Así que, así como quien no quiere la cosa, empecé poco a poco a ser una chalada más, a mi ritmo, eso sí, mucho más lenta que la media, pero disfrutando igualmente con lo que hacía. Y así, un día de charla con colegas, empezó a surgir la posibilidad “¿Y si corremos la San Antón?”, “¿Yo?”, “estáis locos”, “yo no estoy preparada para eso, yo como mucho hago 4 kilómetros”. Pero acabé estrechando una mano, la de mi amiga Aurora, y prometiendo que la correría.
Y aquí me tienen, todavía con las piernas cansadas y con un subidón de adrenalina que no se me baja, habiendo hecho un tiempo muy superior al de la media pero con la satisfacción de que terminé el recorrido, de que no me paré en todo el trayecto y de que estoy viva para contarlo. Mis lágrimas cuando crucé la meta confirmaban que estaba alucinando.
Gracias a todos los que en este tiempo me habéis animado para no desistir, a los que me habéis dicho que claro que podía, a quienes habéis creído en mí, a un caluroso público en una noche tan fría que no paraba de chocar manos, a mi equipazo egabrense, al que se quedó a mi lado hasta que lo obligué a que me dejara a mi ritmo, incluso a la que cariñosamente me dijo que igual tendría que abandonar. Y, por supuesto, gracias Aurora porque, aunque ni pudimos vernos, has tenido mucha culpa de esto.

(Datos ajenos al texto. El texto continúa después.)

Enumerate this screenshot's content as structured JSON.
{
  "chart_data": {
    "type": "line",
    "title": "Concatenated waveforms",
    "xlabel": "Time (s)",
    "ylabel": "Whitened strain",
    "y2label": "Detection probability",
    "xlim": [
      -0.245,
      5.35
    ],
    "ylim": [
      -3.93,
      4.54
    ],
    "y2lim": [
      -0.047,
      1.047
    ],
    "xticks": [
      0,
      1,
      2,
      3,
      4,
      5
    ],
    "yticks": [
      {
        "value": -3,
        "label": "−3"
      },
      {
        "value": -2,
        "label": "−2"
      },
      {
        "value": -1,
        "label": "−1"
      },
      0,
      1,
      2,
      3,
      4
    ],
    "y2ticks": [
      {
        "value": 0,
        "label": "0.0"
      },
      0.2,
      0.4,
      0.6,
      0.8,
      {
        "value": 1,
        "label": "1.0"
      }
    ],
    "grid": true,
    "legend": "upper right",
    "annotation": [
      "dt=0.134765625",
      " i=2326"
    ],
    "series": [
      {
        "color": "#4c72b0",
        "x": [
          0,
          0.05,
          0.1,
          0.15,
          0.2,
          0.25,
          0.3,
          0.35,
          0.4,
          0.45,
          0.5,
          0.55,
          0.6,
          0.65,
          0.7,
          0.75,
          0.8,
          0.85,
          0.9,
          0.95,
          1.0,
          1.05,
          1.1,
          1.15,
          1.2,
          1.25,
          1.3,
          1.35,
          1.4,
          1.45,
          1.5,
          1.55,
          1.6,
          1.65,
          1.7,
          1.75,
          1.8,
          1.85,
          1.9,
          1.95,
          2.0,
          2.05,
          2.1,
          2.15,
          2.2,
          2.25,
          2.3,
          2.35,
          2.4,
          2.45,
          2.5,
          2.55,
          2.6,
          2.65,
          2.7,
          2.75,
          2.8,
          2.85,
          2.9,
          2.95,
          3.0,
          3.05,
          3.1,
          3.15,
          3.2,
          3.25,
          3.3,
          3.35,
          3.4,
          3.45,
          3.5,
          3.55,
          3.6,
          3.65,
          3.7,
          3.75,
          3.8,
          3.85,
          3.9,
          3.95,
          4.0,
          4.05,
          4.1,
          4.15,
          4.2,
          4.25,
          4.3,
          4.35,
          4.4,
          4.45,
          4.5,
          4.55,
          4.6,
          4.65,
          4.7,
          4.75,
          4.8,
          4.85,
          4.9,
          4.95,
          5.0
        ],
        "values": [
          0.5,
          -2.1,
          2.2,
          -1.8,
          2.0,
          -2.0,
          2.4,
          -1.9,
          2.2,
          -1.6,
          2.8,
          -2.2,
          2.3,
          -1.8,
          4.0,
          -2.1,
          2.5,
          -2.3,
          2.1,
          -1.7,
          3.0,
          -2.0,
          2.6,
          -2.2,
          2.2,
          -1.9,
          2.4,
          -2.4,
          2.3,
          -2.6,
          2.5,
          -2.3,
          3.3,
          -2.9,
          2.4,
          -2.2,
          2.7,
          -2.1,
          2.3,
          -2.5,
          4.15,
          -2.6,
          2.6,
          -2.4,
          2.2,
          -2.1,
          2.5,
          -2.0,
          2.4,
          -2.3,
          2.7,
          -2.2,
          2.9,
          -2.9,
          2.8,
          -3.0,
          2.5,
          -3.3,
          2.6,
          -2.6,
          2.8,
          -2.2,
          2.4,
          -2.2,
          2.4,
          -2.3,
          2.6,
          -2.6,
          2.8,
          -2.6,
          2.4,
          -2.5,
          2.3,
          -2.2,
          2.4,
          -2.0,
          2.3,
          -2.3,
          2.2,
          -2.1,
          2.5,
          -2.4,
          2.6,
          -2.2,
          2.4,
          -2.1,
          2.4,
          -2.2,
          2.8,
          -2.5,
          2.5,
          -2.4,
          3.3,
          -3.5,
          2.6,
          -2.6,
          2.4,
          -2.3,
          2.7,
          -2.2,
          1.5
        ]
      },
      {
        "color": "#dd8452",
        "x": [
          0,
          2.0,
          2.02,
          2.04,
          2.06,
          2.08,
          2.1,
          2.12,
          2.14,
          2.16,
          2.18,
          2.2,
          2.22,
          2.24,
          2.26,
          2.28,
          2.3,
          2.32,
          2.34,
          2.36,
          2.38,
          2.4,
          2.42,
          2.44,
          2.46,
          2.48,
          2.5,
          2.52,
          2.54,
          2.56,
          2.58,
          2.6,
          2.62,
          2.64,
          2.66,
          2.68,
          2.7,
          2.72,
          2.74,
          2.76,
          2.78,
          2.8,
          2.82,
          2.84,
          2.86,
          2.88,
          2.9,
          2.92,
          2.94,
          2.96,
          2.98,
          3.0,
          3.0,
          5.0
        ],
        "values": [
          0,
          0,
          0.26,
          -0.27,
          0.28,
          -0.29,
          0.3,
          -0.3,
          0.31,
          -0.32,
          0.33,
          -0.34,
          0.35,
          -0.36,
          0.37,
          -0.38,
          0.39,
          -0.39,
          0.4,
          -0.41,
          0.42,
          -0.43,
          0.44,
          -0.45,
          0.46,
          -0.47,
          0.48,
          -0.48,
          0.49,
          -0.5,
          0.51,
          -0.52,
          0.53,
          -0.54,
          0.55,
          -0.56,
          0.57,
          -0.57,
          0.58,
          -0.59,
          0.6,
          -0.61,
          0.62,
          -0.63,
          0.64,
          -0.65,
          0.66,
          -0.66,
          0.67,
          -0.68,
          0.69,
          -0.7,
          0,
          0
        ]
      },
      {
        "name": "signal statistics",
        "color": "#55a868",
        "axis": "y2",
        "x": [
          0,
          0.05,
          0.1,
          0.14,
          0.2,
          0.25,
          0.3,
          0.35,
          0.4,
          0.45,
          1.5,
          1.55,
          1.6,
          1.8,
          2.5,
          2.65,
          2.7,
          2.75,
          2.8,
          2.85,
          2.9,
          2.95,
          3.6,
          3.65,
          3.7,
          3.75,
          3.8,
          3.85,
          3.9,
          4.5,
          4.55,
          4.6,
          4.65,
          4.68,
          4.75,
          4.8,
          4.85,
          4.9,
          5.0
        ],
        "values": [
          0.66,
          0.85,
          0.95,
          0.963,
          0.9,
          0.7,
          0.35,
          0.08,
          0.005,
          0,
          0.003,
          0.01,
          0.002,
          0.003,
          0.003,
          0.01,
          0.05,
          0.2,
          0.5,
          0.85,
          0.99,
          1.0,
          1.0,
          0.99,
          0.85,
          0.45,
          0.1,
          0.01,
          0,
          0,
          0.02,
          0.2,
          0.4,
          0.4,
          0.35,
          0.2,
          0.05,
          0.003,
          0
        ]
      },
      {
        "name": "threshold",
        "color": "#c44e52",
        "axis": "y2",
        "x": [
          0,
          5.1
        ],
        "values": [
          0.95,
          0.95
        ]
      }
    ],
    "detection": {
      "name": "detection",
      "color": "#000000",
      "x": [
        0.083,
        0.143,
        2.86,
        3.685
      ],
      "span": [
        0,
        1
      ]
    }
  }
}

Habrá quien piense que no es para tanto, pero a mí esta San Antón me ha hecho inmensamente feliz y me ha llevado a darme cuenta de la importancia que tiene que nos planteemos retos en esta vida, de que siempre tengamos una meta a la que dirigirnos. No ha sido fácil, qué duda cabe, pero es que la vida tampoco lo es. Y aún así nos brinda momentos maravillosos. Hagamos por buscarlos y aprovechémoslos al máximo. La recompensa llegará en forma de satisfacción personal. Y, en este caso, también de una bonita medalla de recuerdo. ¿Quién lo hubiera dicho de mí hace un año?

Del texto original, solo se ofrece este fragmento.